The warm lazy days flowed along like an easy river and carried me with them, and there was plenty of time. Sometimes when I was by myself I climbed up in the little pear tree, and I wondered about things, like life and God. I’d be wondering what God was, but then I’d notice a perfect green pear I could pick, so I did, and I ate the pear and it was warm from the sun and crunchy and sour and sweet at the same time, and the juice ran down my chin and I forgot all about God. I just knew that he was around and always watching out for me like Granny did, and keeping me safe. Even if I woke up in the middle of the night in the dark, he would be there and I could go back to sleep.

Summer evenings when I went to bed it wasn’t quite dark yet. I looked out my window at the lilac-tinted sky above the roofs, and I understood that God was a Presence, so big that it filled the whole infinite twilight sky, and yet it still had time to notice me falling asleep. God was something strong, that saw me and knew me and loved me and thought I was okay.

I always tried to be good, and that meant sometimes having to do what I didn’t want to, or act like somebody different than I really was. And I came to wish with all my young heart that I could be the same person on the outside as I was on the inside, just be me, the way God saw me, and that be okay with everybody. But I didn’t dare.

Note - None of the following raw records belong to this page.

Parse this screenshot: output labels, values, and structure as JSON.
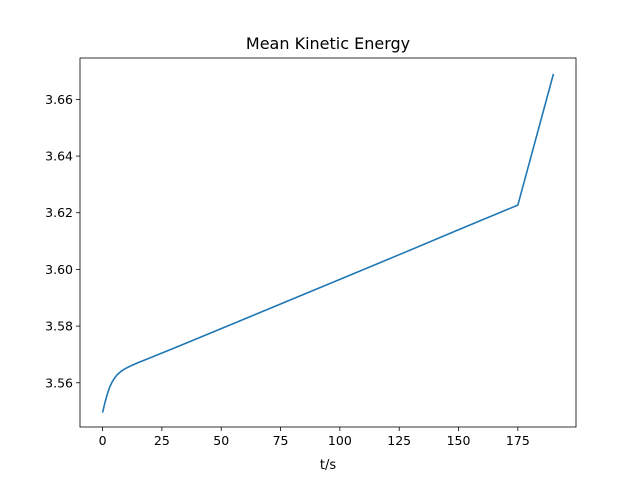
{
  "chart_data": {
    "type": "line",
    "title": "Mean Kinetic Energy",
    "xlabel": "t/s",
    "ylabel": "",
    "xlim": [
      -9.5,
      199.5
    ],
    "ylim": [
      3.5444,
      3.6746
    ],
    "xticks": [
      0,
      25,
      50,
      75,
      100,
      125,
      150,
      175
    ],
    "yticks": [
      3.56,
      3.58,
      3.6,
      3.62,
      3.64,
      3.66
    ],
    "ytick_labels": [
      "3.56",
      "3.58",
      "3.60",
      "3.62",
      "3.64",
      "3.66"
    ],
    "grid": false,
    "line_color": "#1f77b4",
    "series": [
      {
        "x": [
          0,
          1,
          2,
          3,
          4,
          5,
          6,
          8,
          10,
          12,
          15,
          20,
          30,
          50,
          75,
          100,
          125,
          150,
          175,
          190
        ],
        "y": [
          3.5495,
          3.553,
          3.556,
          3.5584,
          3.5602,
          3.5616,
          3.5627,
          3.5642,
          3.5652,
          3.566,
          3.5671,
          3.5688,
          3.5722,
          3.5791,
          3.5878,
          3.5965,
          3.6052,
          3.614,
          3.6227,
          3.669
        ]
      }
    ]
  }
}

I never imagined that 50 years later I would still be trying to do that. The simplest truth at bottom of all truths is that we all want to be who we really are. But as children and as adults, it’s hard to discover what that is, because most of our world demands us to be everything else but that. And we’ve each been taught a system of  well-intentioned lies, (each of us a slightly different set, like You’re not good enough unless… You don’t deserve that… You can’t do that because… You shouldn’t want that because…) and these rules were meant to protect us from the problems and suffering our parents or guardians had experienced in their lives.

But their lives are not our lives. Without realizing it, we grew up and limited our own lives, for years or even for a lifetime, by unknowingly believing and embodying those rules, some of which were never true in the first place.

What was true for them may not be true for us, and so the mind/soul work for each of us must be the unlearning of our untruths and the relearning of what is true for us now, and actually, always was. When we know the truth, it really can make us free. If we don’t unlearn and relearn, we don’t grow into what we are meant to be, we hide our light, and we cannot live an authentic life, which is the one thing every living soul sincerely longs for.

No matter what anybody else told you then, or tells you now, you do have the right to be who you honestly are, and that real-you is actually much more wonderful than you know.